There were lower adverse fair value
movements on non-qualifying hedges. These hedges
are derivatives entered into as part of a documented
interest rate management strategy for which hedge
accounting was not, nor could be, applied. They are
principally cross-currency and interest rate swaps
used to economically hedge fixed rate debt issued
by HSBC Holdings and floating rate debt issued by
HSBC Finance Corporation (‘HSBC Finance’). The
size and direction of the changes in the fair value of
non-qualifying hedges that are recognised in the
income statement can be volatile from year-to-year,
but do not alter the cash flows expected as part of the
documented interest rate management strategy for
both the instruments and the underlying
economically hedged assets and liabilities if the
derivative is held to maturity. In North America,
there were lower adverse fair value movements on
non-qualifying hedges as US long-term interest rates
declined to a lesser extent than in 2011. There were
also lower adverse fair value movements on non-
qualifying hedges in Europe. This was driven by
favourable fair value movements in HSBC Holdings,
compared with adverse fair value movements in
2011, reflecting the less pronounced decline in long-
term US interest rates relative to sterling and euro
interest rates compared with 2011. This was partly
offset by adverse movements in European operating
entities as interest rates fell.
During 2012, HSBC Finance terminated
approximately US$3.0bn of non-qualifying hedges.

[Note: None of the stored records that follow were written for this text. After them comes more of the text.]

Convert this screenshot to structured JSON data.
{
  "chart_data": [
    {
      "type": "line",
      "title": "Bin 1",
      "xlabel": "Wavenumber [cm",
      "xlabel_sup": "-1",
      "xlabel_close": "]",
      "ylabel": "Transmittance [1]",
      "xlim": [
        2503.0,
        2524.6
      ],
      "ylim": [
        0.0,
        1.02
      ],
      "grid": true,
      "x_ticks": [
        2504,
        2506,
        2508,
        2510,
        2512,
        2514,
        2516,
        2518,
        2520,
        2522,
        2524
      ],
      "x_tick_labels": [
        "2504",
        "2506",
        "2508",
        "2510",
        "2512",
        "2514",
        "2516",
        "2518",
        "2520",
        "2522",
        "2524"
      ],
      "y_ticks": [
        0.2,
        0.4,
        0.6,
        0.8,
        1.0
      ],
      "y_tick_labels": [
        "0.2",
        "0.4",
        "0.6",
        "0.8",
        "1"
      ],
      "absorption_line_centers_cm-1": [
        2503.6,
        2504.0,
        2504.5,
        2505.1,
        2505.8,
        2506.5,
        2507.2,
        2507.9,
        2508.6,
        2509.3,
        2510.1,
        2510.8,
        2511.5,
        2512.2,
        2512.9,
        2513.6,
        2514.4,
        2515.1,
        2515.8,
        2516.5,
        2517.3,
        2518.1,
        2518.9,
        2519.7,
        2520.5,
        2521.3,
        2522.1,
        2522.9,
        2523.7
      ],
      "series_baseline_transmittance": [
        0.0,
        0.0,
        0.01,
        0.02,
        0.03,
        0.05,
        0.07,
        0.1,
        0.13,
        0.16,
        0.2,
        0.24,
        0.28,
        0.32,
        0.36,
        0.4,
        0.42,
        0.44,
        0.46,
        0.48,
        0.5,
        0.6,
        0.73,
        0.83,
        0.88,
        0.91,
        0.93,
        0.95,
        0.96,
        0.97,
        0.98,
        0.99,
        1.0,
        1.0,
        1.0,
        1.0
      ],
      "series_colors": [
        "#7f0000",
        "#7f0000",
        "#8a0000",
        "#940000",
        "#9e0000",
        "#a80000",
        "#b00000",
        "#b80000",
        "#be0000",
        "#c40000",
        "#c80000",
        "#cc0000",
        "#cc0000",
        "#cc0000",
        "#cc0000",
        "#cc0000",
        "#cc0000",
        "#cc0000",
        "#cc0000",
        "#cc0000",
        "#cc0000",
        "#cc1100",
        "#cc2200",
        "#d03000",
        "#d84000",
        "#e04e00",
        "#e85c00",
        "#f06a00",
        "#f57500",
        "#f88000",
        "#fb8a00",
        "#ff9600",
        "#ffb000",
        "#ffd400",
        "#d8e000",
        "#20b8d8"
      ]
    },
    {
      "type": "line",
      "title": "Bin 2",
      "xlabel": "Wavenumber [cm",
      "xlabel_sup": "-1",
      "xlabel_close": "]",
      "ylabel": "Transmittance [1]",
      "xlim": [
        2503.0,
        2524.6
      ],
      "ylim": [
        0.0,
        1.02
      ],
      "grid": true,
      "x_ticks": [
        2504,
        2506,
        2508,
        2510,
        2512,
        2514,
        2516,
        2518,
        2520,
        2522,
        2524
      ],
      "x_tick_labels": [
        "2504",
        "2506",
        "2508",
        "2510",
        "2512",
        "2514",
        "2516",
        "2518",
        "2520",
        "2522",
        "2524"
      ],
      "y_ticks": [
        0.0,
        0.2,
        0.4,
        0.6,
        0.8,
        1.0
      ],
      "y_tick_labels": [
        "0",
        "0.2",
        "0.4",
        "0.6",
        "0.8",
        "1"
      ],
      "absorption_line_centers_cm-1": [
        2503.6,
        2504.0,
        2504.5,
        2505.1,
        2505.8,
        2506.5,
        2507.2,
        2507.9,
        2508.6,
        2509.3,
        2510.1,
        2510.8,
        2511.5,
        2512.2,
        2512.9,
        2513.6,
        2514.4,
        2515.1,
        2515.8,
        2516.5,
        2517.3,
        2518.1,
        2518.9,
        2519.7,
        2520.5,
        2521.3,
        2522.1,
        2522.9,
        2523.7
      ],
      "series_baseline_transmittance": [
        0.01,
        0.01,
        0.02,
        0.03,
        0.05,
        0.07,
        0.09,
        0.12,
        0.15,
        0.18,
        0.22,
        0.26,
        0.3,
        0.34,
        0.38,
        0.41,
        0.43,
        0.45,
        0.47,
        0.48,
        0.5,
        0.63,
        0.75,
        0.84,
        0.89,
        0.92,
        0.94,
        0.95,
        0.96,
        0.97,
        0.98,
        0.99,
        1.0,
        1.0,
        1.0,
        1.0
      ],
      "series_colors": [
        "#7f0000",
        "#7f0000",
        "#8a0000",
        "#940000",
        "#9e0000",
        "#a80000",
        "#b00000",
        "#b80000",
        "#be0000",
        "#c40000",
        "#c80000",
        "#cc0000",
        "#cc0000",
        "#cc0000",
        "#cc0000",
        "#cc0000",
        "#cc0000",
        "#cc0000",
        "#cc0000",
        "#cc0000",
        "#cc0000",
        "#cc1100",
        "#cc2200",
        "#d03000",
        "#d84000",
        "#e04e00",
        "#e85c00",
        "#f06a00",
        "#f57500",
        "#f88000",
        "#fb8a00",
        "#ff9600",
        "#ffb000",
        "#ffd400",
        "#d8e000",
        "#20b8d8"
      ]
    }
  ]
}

A further US$2.4bn of non-qualifying hedges were
terminated in January 2013 to better align our hedges
with the overall interest rate position in HSBC
Finance. The losses on these economic hedges
reported in previous years were therefore crystallised.
Net income from trading activities increased
compared with 2011, driven by a strong performance
in GB&M. This was after taking into account a net
charge of US$385m in the fourth quarter of 2012 as
a result of a change in estimation methodology in
respect of credit valuation adjustments on derivative
assets and debit valuation adjustments on derivative
liabilities to reflect evolving market practices (see
page 441).
Rates revenue was significantly higher, notably
in Europe, as spreads on government debt securities
tightened and investor sentiment improved following
stimuli by central banks. This was despite significant
adverse fair value movements due to own credit
spreads on structured liabilities as spreads tightened,
compared with a gain reported in 2011, together with
a credit valuation adjustment charge of US$837m.
The improvement in market sentiment also led to
tighter spreads on corporate debt securities, resulting
in strong growth in Credit revenue. Foreign
Exchange revenue was broadly in line with 2011, as
higher income resulting from enhanced collaboration
between GB&M and CMB, and increased volumes
from improvements in our electronic pricing and
distribution capabilities, offset the effect of less
volatile markets in 2012. These favourable
movements were partly offset by a reduction in
Equities trading revenue, reflecting a decline in
market volumes together with adverse fair value
movements on structured liabilities as own credit
spreads tightened in 2012, compared with favourable
movements in 2011.
These factors were partly offset by
unfavourable fair value movements on assets held as
economic hedges of foreign currency debt at fair
value compared with favourable movements in 2011,
due to movements in the underlying currencies.